Obesity, defined as abnormal or excessive accumulation of body fat, is a major public health concern 1 as an established risk factor for cardiovascular disease, type II diabetes, certain cancers, and overall decreased life expectancy 2 . Furthermore, observational studies have shown an association between obesity and depression. For example, Luppino et al. 3 found that obese individuals were 55% more likely to develop depression, while depressed individuals were 58% more likely to become obese.

To investigate the observed association between obesity and depression, prior studies have performed Mendelian randomization (MR), a method from genetic epidemiology which uses data from genome-wide association studies (GWAS) to determine whether a risk factor is causal for an outcome 4 . MR studies have indicated that there is a causal relationship going from obesity to depression, but not vice versa 5 , 6 , 7 , 8 . These MR studies measured obesity using body mass index (BMI), which is calculated as weight (measured in kilograms) divided by the square of height (meters).

Although BMI is the most common measure of obesity (for example, an obese individual is generally defined as someone with BMI ≥ 30), its use has been repeatedly criticized 9 , 10 , 11 . Most notably, BMI does not distinguish between fat mass and nonfat mass. This distinction is very important from a physiological perspective, due to the fact that adipose tissue has very different properties compared to muscle and bone, the other major tissues contributing to body weight. In particular, adipose tissue is an endocrine organ that produces a range of adipokines and inflammatory proteins, which have been associated with negative systemic effects that may also affect the brain 12 . Furthermore, BMI does not capture body fat location, and while upper-body and visceral fat, which are more common in men, contribute to the development of an unhealthy cardiometabolic profile 13 , lower body fat, which is more common in women, seems to be protective of this 14 . In addition, how much of an individual’s BMI is due to fat, and where this fat is located, might also be of importance, as these factors can influence body satisfaction and social stigma, with psychological consequences 15 .

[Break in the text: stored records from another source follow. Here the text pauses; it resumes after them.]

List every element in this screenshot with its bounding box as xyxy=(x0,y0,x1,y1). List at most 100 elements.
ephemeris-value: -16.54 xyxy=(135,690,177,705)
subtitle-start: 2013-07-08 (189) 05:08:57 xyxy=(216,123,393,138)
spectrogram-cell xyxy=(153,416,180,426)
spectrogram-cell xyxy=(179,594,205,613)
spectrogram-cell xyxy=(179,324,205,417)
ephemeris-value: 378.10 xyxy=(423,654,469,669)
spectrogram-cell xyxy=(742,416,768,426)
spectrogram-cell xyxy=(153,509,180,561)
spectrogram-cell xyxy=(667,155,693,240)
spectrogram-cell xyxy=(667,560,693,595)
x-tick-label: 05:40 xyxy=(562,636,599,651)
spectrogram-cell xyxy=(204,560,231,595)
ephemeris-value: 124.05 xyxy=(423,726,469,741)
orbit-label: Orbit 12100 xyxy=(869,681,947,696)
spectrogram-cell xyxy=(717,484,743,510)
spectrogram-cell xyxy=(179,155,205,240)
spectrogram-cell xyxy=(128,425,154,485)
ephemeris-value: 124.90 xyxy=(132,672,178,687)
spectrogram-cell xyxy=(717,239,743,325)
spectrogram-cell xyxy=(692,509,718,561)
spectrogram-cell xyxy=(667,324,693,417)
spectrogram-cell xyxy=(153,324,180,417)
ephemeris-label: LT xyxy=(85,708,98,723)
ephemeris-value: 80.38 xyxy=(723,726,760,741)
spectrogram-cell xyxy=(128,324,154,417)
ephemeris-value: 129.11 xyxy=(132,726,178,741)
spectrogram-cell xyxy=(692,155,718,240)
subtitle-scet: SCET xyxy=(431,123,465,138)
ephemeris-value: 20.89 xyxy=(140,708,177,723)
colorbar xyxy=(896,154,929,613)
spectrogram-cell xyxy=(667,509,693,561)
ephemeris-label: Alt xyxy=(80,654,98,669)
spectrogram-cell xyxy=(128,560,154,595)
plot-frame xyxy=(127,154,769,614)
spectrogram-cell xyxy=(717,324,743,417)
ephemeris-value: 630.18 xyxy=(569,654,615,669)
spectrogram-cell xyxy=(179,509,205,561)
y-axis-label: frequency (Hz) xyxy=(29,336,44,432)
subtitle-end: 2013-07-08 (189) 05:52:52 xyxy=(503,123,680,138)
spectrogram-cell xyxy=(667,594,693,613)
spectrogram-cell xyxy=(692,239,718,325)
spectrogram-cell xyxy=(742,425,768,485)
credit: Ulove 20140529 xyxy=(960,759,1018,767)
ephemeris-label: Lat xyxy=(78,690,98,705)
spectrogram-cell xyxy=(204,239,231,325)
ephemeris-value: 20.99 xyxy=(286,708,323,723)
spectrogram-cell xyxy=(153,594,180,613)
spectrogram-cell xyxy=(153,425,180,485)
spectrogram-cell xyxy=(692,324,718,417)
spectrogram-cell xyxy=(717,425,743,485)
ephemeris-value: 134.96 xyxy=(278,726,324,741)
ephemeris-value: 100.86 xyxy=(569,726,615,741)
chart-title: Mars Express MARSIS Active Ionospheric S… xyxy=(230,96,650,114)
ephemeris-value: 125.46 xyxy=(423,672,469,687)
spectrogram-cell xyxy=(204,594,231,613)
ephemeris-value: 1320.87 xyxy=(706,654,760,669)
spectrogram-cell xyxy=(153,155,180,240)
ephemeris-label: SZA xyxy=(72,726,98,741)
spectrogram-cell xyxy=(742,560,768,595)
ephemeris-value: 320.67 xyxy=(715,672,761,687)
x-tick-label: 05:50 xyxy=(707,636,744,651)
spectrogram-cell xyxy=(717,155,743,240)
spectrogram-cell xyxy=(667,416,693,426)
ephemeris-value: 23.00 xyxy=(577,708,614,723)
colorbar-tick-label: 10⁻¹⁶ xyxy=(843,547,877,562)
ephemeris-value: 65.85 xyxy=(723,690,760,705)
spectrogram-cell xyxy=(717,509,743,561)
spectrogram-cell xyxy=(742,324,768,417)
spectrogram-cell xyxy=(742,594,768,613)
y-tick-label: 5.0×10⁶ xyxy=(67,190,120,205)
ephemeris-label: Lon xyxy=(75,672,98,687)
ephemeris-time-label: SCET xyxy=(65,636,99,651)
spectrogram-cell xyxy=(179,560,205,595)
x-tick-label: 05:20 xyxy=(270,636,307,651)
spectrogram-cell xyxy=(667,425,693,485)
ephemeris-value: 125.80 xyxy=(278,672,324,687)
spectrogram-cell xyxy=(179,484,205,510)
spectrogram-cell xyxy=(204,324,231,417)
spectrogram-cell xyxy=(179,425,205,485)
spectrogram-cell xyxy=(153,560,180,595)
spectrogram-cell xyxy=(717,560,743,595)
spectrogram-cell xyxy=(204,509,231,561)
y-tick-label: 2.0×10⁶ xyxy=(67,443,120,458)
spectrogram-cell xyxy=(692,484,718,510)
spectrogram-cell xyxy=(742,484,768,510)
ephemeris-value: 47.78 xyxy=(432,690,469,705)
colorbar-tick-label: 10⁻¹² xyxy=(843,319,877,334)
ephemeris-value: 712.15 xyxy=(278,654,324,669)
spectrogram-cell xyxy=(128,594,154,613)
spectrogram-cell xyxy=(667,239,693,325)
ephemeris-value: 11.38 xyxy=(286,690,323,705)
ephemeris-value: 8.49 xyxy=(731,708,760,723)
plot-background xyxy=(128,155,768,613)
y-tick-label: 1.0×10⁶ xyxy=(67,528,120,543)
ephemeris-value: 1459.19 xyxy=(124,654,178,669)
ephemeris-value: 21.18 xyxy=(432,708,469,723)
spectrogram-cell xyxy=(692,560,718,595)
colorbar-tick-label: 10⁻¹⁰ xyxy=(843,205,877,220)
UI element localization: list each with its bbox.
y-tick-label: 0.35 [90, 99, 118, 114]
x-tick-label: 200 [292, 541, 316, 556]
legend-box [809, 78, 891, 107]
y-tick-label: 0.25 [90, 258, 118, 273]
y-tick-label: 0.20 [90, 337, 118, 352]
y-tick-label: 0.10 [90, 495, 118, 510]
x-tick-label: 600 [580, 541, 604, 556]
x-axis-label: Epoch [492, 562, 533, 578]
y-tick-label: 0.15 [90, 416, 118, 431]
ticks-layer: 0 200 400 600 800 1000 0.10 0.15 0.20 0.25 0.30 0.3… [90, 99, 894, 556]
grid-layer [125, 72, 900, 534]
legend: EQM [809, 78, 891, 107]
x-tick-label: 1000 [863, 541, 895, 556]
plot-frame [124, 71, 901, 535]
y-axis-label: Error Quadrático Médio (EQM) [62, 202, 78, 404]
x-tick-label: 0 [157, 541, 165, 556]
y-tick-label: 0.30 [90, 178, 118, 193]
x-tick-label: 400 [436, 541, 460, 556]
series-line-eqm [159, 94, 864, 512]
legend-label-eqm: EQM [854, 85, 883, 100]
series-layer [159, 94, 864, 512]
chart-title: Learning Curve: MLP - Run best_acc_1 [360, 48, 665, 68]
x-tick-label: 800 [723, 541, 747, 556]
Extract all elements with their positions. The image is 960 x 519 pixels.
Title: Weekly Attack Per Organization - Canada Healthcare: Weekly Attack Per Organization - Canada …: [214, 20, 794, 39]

The aim of this study was to increase the understanding of the obesity–depression association by assessing the relationship between specific and biologically informative components of BMI (fat mass and nonfat mass, stratified on limbs and trunk) and depression via a MR study using results from large GWAS.

Materials and methods

In total, we consider 21 anthropometric measures: the first six are BMI, weight, height, whole-body fat percentage, whole-body fat mass, and whole-body nonfat mass; the remaining 15 are fat percentage, fat mass and nonfat mass for each of trunk, right arm, left arm, right leg, and left leg. Supplementary Fig. 1 reports the genetic correlations between the 21 measures. We use MR to test whether each measure is a causal risk factor for depression, then to test whether depression is a causal risk factor for each measure.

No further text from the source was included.